La perception dominante, qui voudrait faire croire à une continuité juridique normale, masque en réalité un rapport de force politique travesti en légalité, rappelant la distinction kelsénienne entre validité formelle et effectivité du pouvoir normatif (Kelsen, 1962, p. 215). Ce constat appelle une interrogation fondamentale : dans un État où les instruments de contrôle constitutionnel sont neutralisés, quelle est la valeur réelle de la norme et de l’exécutif bicéphale prévu par la Constitution de 1987, amendée en 2011 ?
La Constitution haïtienne repose explicitement sur un exécutif bicéphale, articulé autour de la relation entre président de la République et Premier ministre, qui suppose l’existence d’un Parlement capable de ratifier et de contrôler l’action gouvernementale (Articles 133 à 159, Constitution de 1987 amendée 2011, pp. 47-68). Or, comme l’a montré l’expérience post-2018, l’absence prolongée du Parlement a vidé la fonction de Premier ministre de sa substance constitutionnelle, la transformant en centre autonome de décision, indépendant de tout contrôle politique interne. Hannah Arendt insistait sur ce point : le pouvoir, pour exister, ne repose pas sur la norme seule, mais sur la capacité d’agir dans un espace où l’autorité n’est plus contestée et où l’obéissance devient implicite (Arendt, 1970, p. 44). L’exemple haïtien illustre que le vide institutionnel devient une ressource stratégique, permettant à l’exécutif monocéphale de s’installer, non par légitimation populaire, mais par occupation pragmatique des interstices institutionnels.

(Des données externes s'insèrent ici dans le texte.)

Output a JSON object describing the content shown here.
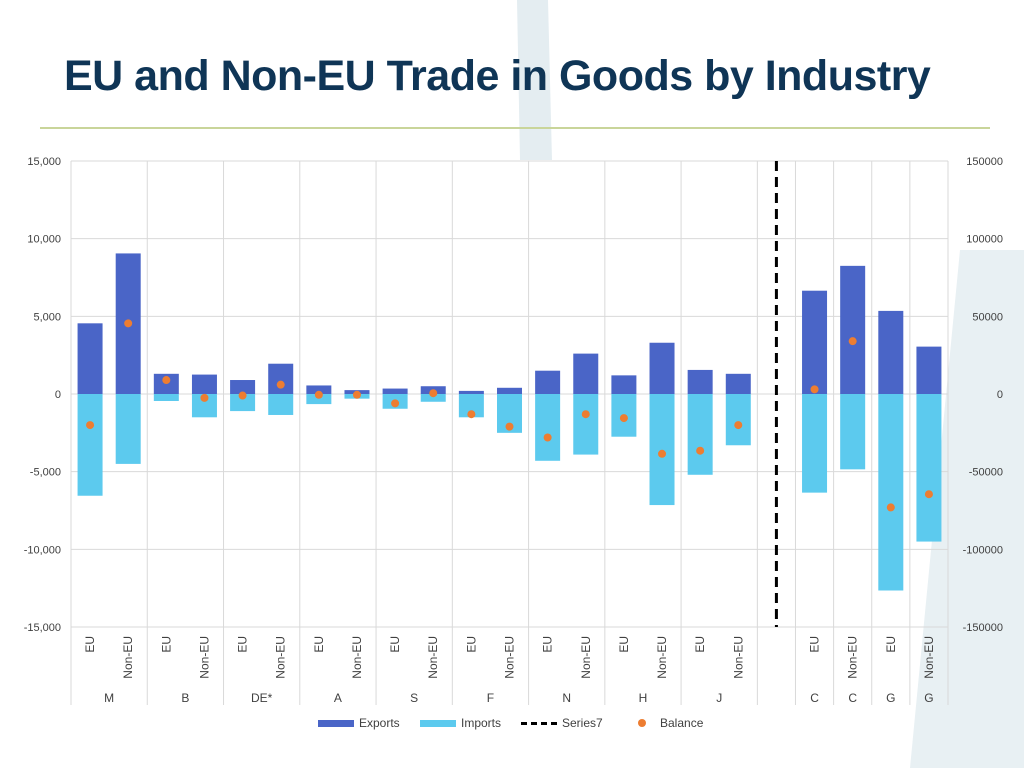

L’Accord politique du 3 avril 2024, qui a institué le Conseil présidentiel de transition (CPT), n’a jamais eu valeur constitutionnelle. Il s’agissait d’un instrument politique temporaire, reconnu de facto par la communauté internationale, mais juridiquement subordonné à la Constitution. Son article 24 prévoyait explicitement que, à l’expiration du mandat du CPT, la continuité de la transition serait assurée par le Conseil des ministres, présidé par le Premier ministre, ce qui a servi de justification au transfert de pouvoirs au Premier ministre le 7 février 2026 (Accord du 3 avril 2024, p. 12). Ainsi, le monocéphalisme actuel n’est pas une rupture brutale, mais une exploitation calculée des failles du dispositif transitoire, révélant la tension entre ordre juridique formel et logique du pouvoir réel, pour reprendre la formule de Carl Schmitt : « La constitution n’est pas la norme, elle est la décision qui fonde l’ordre juridique » (Schmitt, 1928, p. 37).
Alix Didier Fils-Aimé n’a pas conquis ce pouvoir par un acte de force classique, mais par une stratégie d’occupation des vides institutionnels, combinée à une négociation étroite avec l’international, notamment les États-Unis, devenus de facto l’arbitre ultime de l’exécutif haïtien. Ce cas illustre la thèse de Rousseau selon laquelle la souveraineté populaire, lorsqu’elle est confisquée, est remplacée par une autorité qui gouverne sans mandat explicite, mais avec un consentement tacite de ceux qui détiennent le monopole de la force et de la légitimité internationale (Rousseau, 1995, p. 112). Comme le souligne Sonet Saint-Louis dans son analyse du 7 février 2026, le pouvoir réel ne réside plus dans les institutions nationales, mais dans l’instance étrangère qui arbitre et valide les décisions (Saint-Louis, 2026, p. 3).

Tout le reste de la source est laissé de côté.